The largely impenetrable layers of history and how we humans are so prone to repeat past mistakes.

That is what occurs to me today as I walk these ancient paths and sit beside an ancient, pagan well of healing—mineral waters—overlaid, of course, by Christian (Saint Bernard) and ancient Greek (Hygieia) symbols. After a morning of reading ancient British Poor Laws—weeks of researching them and tracing their repercussions today, not only in the U.K. but also in the U.S. and in Seattle/Washington State. The worthy and unworthy poor. The deserving and underserving poor. The impotent poor. Paupers. Vagrants. Ruffians. Charity and its attendant ills. Solidarity and its limitations.
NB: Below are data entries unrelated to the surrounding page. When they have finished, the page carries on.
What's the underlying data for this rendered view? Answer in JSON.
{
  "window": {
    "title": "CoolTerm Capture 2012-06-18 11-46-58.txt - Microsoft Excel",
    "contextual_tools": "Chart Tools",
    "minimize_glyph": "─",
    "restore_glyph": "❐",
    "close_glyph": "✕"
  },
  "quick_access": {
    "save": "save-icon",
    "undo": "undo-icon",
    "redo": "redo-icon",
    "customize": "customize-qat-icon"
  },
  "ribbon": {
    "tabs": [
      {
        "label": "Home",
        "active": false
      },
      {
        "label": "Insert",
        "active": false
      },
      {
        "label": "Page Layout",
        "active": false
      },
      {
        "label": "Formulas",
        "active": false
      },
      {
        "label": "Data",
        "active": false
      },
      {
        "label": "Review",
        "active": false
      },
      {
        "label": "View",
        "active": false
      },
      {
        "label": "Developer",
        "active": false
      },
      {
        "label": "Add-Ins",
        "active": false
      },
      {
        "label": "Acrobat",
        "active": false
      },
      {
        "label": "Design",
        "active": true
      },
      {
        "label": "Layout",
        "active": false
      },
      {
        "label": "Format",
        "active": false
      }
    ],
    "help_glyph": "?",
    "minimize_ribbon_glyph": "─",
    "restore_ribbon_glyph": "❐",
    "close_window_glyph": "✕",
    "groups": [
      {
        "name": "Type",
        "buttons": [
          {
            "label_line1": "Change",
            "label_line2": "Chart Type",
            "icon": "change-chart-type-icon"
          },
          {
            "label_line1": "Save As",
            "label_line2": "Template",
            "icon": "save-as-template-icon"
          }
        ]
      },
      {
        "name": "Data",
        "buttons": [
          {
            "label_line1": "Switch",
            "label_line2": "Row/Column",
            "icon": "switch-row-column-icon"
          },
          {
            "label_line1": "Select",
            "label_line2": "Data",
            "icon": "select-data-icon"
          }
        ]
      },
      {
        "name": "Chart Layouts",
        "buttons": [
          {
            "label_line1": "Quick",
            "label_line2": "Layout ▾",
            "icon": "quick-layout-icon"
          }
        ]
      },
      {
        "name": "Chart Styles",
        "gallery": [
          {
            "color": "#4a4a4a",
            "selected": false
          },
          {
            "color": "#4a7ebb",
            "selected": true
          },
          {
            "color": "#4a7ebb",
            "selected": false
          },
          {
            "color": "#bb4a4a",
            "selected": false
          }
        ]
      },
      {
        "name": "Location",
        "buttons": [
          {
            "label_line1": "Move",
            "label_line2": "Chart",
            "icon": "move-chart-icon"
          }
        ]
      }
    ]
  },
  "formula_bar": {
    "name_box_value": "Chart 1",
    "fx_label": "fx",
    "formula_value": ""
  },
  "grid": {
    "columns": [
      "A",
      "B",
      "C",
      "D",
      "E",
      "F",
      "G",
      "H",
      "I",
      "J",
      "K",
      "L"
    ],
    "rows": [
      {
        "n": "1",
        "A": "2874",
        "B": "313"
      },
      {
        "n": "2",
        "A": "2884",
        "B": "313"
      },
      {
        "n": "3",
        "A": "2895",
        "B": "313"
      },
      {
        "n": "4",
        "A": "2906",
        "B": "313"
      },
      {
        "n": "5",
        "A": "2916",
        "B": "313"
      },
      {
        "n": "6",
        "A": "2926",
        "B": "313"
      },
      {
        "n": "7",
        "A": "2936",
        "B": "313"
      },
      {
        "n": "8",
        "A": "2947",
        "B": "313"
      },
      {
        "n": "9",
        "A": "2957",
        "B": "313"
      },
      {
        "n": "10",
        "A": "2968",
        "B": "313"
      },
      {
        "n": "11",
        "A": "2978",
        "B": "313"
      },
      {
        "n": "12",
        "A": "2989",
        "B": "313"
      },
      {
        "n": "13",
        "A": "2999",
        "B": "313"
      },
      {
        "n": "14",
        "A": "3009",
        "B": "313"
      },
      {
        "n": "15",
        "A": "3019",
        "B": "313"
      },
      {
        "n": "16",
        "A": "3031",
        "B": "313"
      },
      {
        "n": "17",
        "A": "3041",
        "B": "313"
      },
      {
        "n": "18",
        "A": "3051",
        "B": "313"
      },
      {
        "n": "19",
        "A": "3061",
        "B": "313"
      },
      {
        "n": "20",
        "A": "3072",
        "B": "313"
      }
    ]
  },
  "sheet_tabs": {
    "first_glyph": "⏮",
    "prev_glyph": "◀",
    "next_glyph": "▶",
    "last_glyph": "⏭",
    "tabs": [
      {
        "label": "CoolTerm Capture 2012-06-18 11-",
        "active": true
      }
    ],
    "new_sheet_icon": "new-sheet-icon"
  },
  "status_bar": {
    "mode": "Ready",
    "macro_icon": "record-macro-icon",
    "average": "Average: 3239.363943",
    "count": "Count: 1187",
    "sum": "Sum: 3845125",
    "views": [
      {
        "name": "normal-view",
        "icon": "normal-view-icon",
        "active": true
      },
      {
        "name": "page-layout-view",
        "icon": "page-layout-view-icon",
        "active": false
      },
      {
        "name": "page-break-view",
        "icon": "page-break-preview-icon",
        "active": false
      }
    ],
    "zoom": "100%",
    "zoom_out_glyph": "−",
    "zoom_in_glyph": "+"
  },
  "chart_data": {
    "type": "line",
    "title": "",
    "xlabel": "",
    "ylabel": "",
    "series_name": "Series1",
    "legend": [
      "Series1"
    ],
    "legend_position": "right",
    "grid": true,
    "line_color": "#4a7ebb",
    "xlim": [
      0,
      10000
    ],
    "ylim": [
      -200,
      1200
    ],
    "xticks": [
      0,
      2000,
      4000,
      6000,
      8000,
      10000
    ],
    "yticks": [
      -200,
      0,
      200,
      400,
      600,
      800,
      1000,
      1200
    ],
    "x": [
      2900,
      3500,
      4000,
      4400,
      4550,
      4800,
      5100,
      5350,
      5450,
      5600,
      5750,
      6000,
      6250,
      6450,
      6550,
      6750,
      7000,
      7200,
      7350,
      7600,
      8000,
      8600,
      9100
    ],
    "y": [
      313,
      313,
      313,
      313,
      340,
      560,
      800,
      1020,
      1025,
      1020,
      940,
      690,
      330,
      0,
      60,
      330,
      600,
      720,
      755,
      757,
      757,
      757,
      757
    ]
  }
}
Beige mud puddles surround me here as I sit on this bench, barely staying dry underneath my umbrella. What sort of stone is all this beige-ness? (note: ancient sandstone, over 300 million years old.) The entire city of Edinburgh is composed of beige stone. And what minerals are in this water? (note: Sulphur, magnesium, and iron it seems.)

A soft purple Scottish thistle—late blooming ones in the midst of a large patch of blackened, dried up plants with thistle heads. There seems to be a prickly and a not so prickly version of thistles here. Why is the thistle the national flower of Scotland? (note: no one seems to know although there is a story about it that involves Norwegian invaders by sea who stepped on the thistles and alerted the Scots to their presence.)

Why aren’t nurses taught more about the history of social welfare and of the legacies of ancient pauper laws? Are they taught that at all here in Scotland or elsewhere in the U.K.? How much of it are even social workers taught either here in the U.K. or back home in the U.S.? It seems so important and puts many things in perspective, especially in terms of addressing the current thorny question, “What to do about the homeless?” And my own ongoing work in the vicinity of that question. I almost feel cheated in not having known about it much earlier in my life and my career as a nurse.

The deep layers of the histories of places and peoples are important to acknowledge, to know, at least at some more than superficial level. Is this something that can only be appreciated as one ages and takes on a proper sense of time?

A beechnut exploded, scattered on the ground along the river walk path wending its way beneath an old tree. They look like flowers but are hard. I try to press one between these pages and it breaks through the paper. Only the seeds remain.